Das Judentum war ein System des Schauens. Alles war auf das Irdische, Sichtbare ausgerichtet. Auch die Erwartung der gläubigen Juden war eine Erwartung des Schauens. Sie wollten zusehen, wie der Messias Israel befreite und sein Reich aufrichtete.

Sowohl zu Lebzeiten als auch nach seiner Auferstehung hat der Herr Jesus sich viel Mühe gegeben, die gläubigen Juden vom Schauen zum Glauben zu führen. Er würde sie verlassen: „Ich gehe hin“ (Joh 14,2). Deshalb fordert er sie auf: „Glaubt auch an mich.“ Das brauchten sie bis dahin nicht, sie sahen ihn ja. Aber die Zeit des Schauens würde bald vorbei sein und dann würde die Zeit des Glaubens beginnen.

Das Gleiche musste Maria Magdalene lernen. Sie wollte ihn anrühren. Sie wollte mit dem Auferstandenen die gleiche irdische Beziehung fortsetzen, die sie vor seinem Tod gekannt hatte. Doch er wehrt ihr mit den Worten: „Rühre mich nicht an, denn ich bin noch nicht aufgefahren zu meinem Vater.“

Auch die beiden in Lukas 24 bekamen diese Lektion. Ihre Hoffnungen waren ganz und gar auf das Zeitliche, Sichtbare, Irdische gerichtet: „Wir aber hofften, dass er der sei, der Israel erlösen solle“ (Lk 24,21). Gott sorgte dafür, dass ihre Augen gehalten wurden und sie in dem Fremden nicht den Herrn Jesus erkannten. Und als er ihnen erlaubte, ihn beim Brechen des Brotes zu erkennen, wurde er sofort unsichtbar. Sie sollten vom Schauen zum Glauben geführt werden.

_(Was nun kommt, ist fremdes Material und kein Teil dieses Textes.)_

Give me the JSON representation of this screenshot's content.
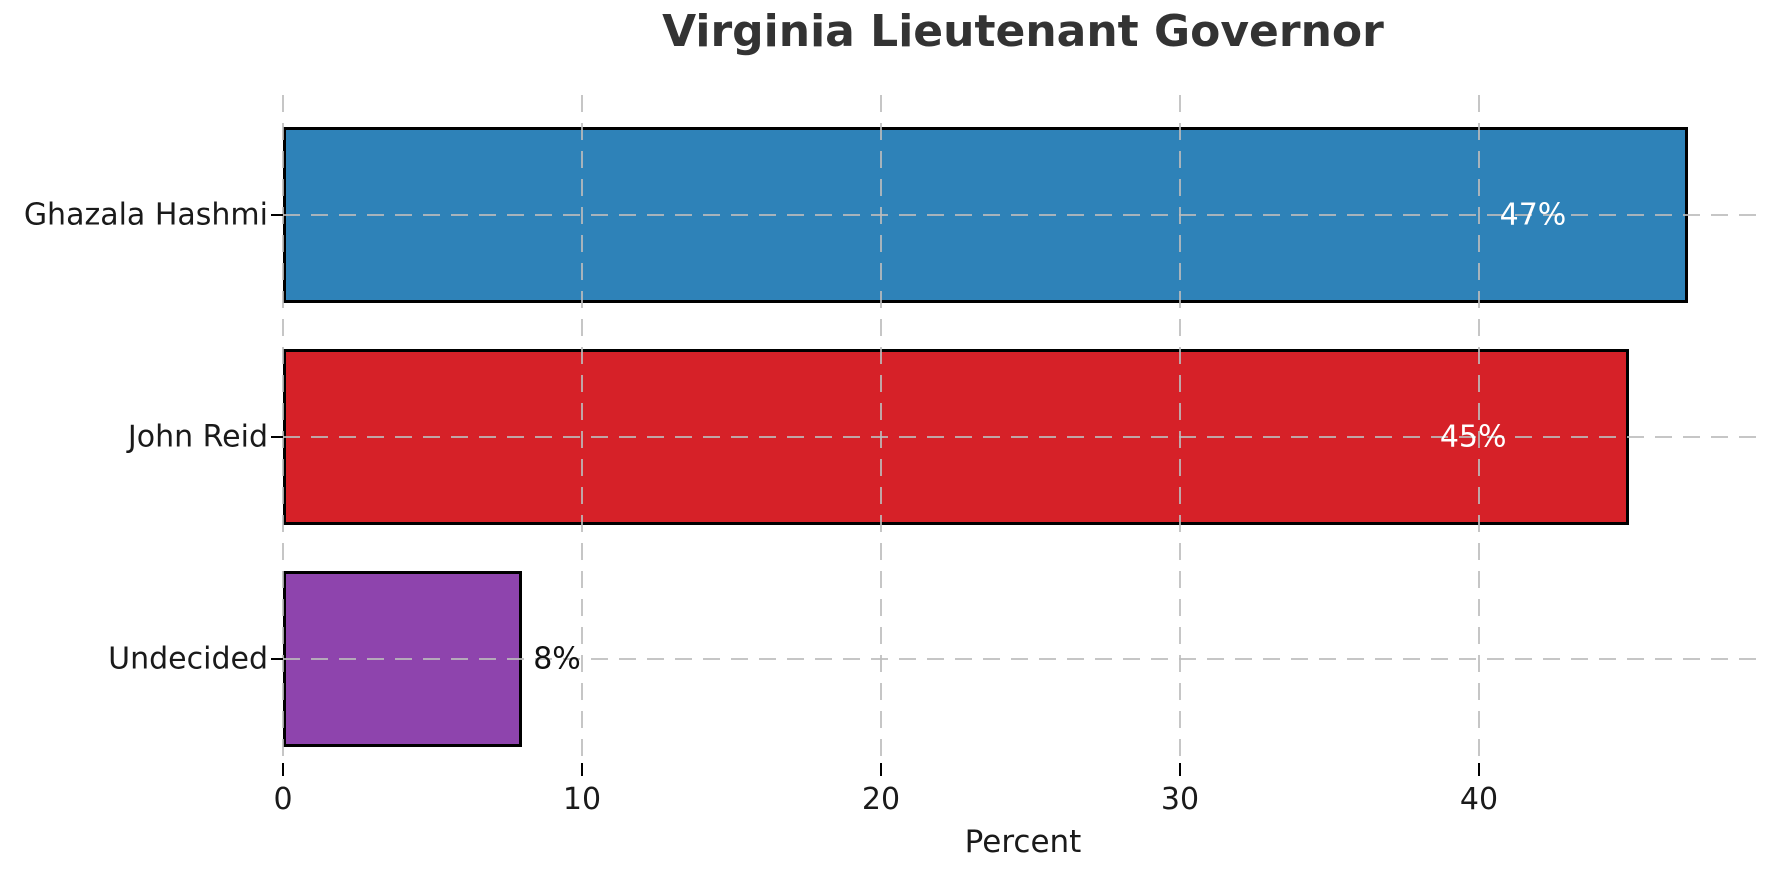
{
  "chart_data": {
    "type": "bar",
    "orientation": "horizontal",
    "title": "Virginia Lieutenant Governor",
    "xlabel": "Percent",
    "categories": [
      "Ghazala Hashmi",
      "John Reid",
      "Undecided"
    ],
    "values": [
      47,
      45,
      8
    ],
    "value_labels": [
      "47%",
      "45%",
      "8%"
    ],
    "value_label_placement": [
      "inside",
      "inside",
      "outside"
    ],
    "x_ticks": [
      0,
      10,
      20,
      30,
      40
    ],
    "x_tick_labels": [
      "0",
      "10",
      "20",
      "30",
      "40"
    ],
    "xlim": [
      0,
      49.5
    ],
    "grid": true,
    "grid_style": "dashed",
    "legend": "none",
    "colors": {
      "bar_fills": [
        "#2e82b8",
        "#d62128",
        "#8e44ad"
      ],
      "bar_edge": "#000000",
      "grid": "#bcbcbc",
      "title_text": "#333333",
      "axis_text": "#1a1a1a",
      "value_label_inside": "#ffffff",
      "value_label_outside": "#111111",
      "background": "#ffffff"
    }
  }
}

Paulus fasst diese Tatsache mit den Worten zusammen: „Wir wandeln durch Glauben, nicht durch Schauen ... und wenn wir Christus dem Fleisch nach gekannt haben, kennen wir ihn doch jetzt nicht mehr so“ (2. Kor 5,7.16)

Doch auch die Zeit des Glaubens wird einmal ihr Ende finden und dann werden wir vom Glauben zum Schauen geführt werden: „Wir werden ihn sehen, wie er ist“ (1. Joh 3,2).